Questions from ICIJ and its partners that Ericsson has refused to address include why a regional executive was promoted during the corruption probe and why workers’ lives were put at risk by company operations in Iraq.

It is not clear how much the U.S. Justice Department and Securities and Exchange Commission knew about abuses in Iraq or whether Ericsson fully disclosed its internal findings to the agencies. The Justice Department and SEC declined to comment on any aspect of the Ericsson case. Simpson Thacher did not respond to requests for comment.

Ekholm told Reuters the 2019 settlement “limits our ability to comment on what is disclosed or not disclosed.”

He said the company chose not to disclose the Iraq probe because “the materiality of our findings did not pass our threshold to make a disclosure.”

Ericsson’s share value plunged $4.4 billion, or more than 10%, the day after Ekholm’s admission that the company might have paid ISIS.

Law firms soon began to solicit Ericsson investors for a possible lawsuit alleging that the company withheld “material information” about possible payments to militants.

In a news release, the company said that it was “committed to conducting business in a responsible manner, applying ethical standards in anti-corruption, humanitarian and human rights terms.”

‘Bribes, kickbacks and embezzlement’

The internal report alleges that at least 10 current and former employees violated Ericsson’s ethics code. Among the “breaches” identified by the report were bribery, fraud, money laundering and obstruction of the investigation.

Ericsson showered clients with artwork, clothes and other perks like iPads, watches and Mont Blanc pens, the report says. It paid for trips to Spain and Sweden for 10 Iraqi defense ministry officials.

In its recent news release, Ericsson said that it had taken disciplinary actions and that several employees had left the company as a result of the investigation. But other employees implicated in misconduct remain at Ericsson. At least one was promoted.

Investigators found that Elie Moubarak, Ericsson’s account manager for Korek Telecom, a mobile phone carrier and the company’s largest customer in Iraq, engaged in “corruption and financial irregularities.”

In one instance, Moubarak asked for a $50,000 “donation” to Kurdistan’s Peshmerga forces “for fighting ISIS,” the report says. The militia was led by Sirwan Barzani, also a major shareholder of Korek and board chairman at the time. The official request indicated that the donation was to benefit refugees and displaced children in Kurdistan, the report says.

Rafiah Ibrahim, the company executive in charge of the Middle East and Africa, endorsed the donation to “try to get mileage from the Korek chairman,” the report says.  Ericsson funneled the money through a charitable group. Internal investigators couldn’t identify the ultimate beneficiaries.
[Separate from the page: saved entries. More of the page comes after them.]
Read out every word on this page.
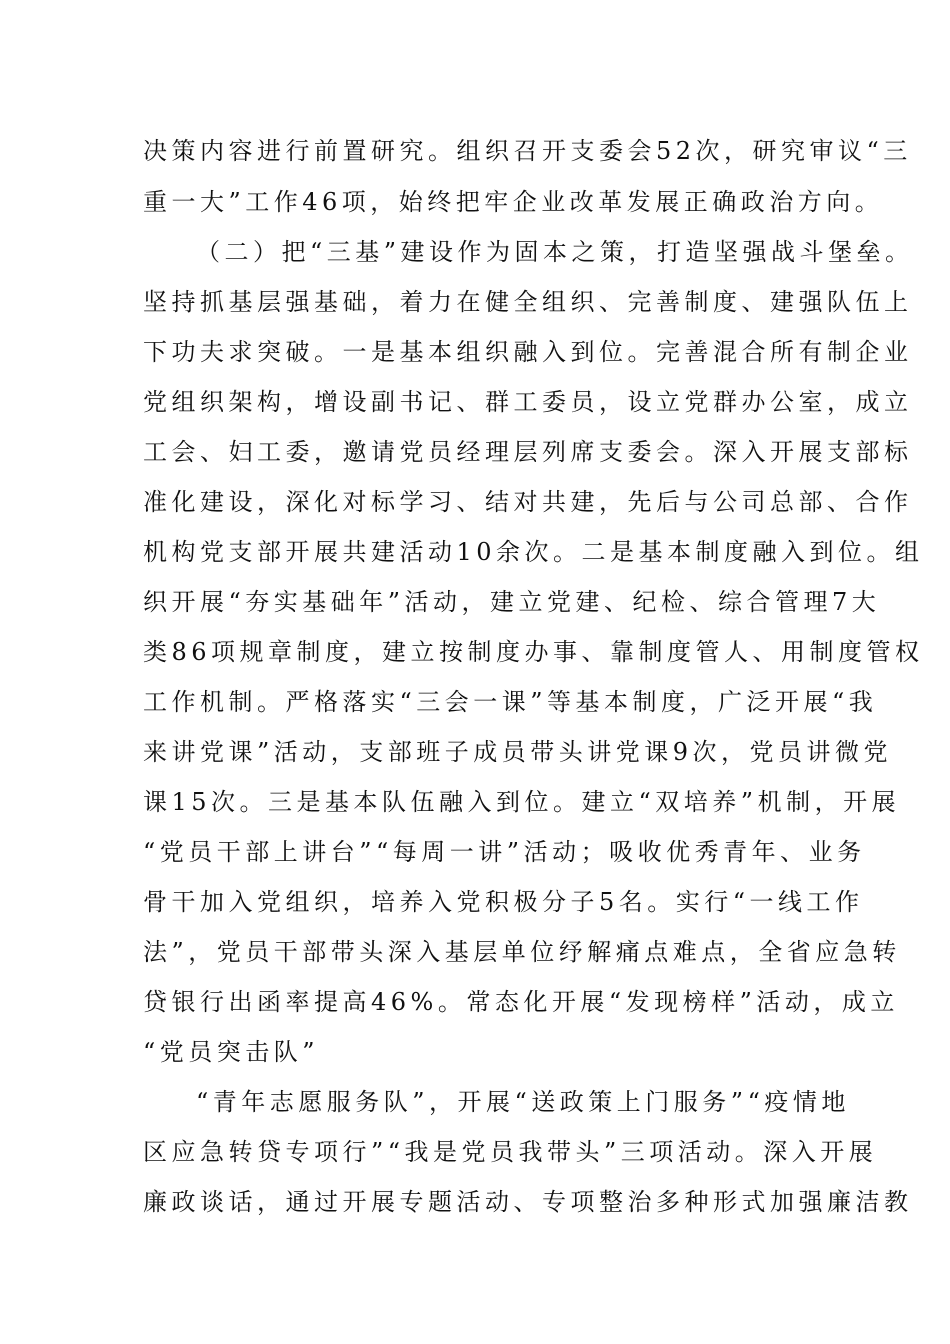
决策内容进行前置研究。组织召开支委会52次，研究审议“三
重一大”工作46项，始终把牢企业改革发展正确政治方向。
（二）把“三基”建设作为固本之策，打造坚强战斗堡垒。
坚持抓基层强基础，着力在健全组织、完善制度、建强队伍上
下功夫求突破。一是基本组织融入到位。完善混合所有制企业
党组织架构，增设副书记、群工委员，设立党群办公室，成立
工会、妇工委，邀请党员经理层列席支委会。深入开展支部标
准化建设，深化对标学习、结对共建，先后与公司总部、合作
机构党支部开展共建活动10余次。二是基本制度融入到位。组
织开展“夯实基础年”活动，建立党建、纪检、综合管理7大
类86项规章制度，建立按制度办事、靠制度管人、用制度管权
工作机制。严格落实“三会一课”等基本制度，广泛开展“我
来讲党课”活动，支部班子成员带头讲党课9次，党员讲微党
课15次。三是基本队伍融入到位。建立“双培养”机制，开展
“党员干部上讲台”“每周一讲”活动；吸收优秀青年、业务
骨干加入党组织，培养入党积极分子5名。实行“一线工作
法”，党员干部带头深入基层单位纾解痛点难点，全省应急转
贷银行出函率提高46%。常态化开展“发现榜样”活动，成立
“党员突击队”
“青年志愿服务队”，开展“送政策上门服务”“疫情地
区应急转贷专项行”“我是党员我带头”三项活动。深入开展
廉政谈话，通过开展专题活动、专项整治多种形式加强廉洁教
Excerpt from the leaked Ericsson report.

Ibrahim was named a senior vice president and member of the executive team under Ekholm in 2017, and she became an adviser to Ekholm in 2019.  Moubarak was promoted to country manager of Iraq in 2019. Neither Ibrahim nor Moubarak responded to requests for comment.

A business vulnerable to bribery

Ericsson’s problems in Iraq illustrate the risk of corruption in the $1.6 trillion telecom industry.  Large profits can flow from government licenses and telecom equipment contracts, and anti-bribery enforcement is weak. Conducting business in Iraq “may in itself pose significant political, financial and legal risks and requires diligent controls,” the internal review says.

The investigation also calls attention to the Justice Department’s handling of corporate crime. The billion-dollar settlement with Ericsson in 2019 was one of the largest ever, and the company admitted to engaging in bribery and other misconduct in Djibouti, China, Vietnam, Indonesia and Kuwait from 2000 to 2016.

Under the deal, known as a deferred prosecution agreement, Ericsson avoided a criminal trial, and none of its top executives were held accountable. The U.S. government reserves the right to bring charges if it decides that Ericsson hasn’t lived up to the terms of the deal, including disclosing allegations of wrongdoing.

Critics say such deals, negotiated by prosecutors and corporate defense lawyers behind closed doors, protect top executives from criminal prosecution and do not provide effective punishment. Innocent shareholders suffer, they say, instead of guilty executives.

In October, Ericsson said it received notice from the Justice Department that it had violated its plea deal “by failing to provide certain documents and factual information.” Ekholm told a Swedish newspaper that the violation wasn’t related to Iraq.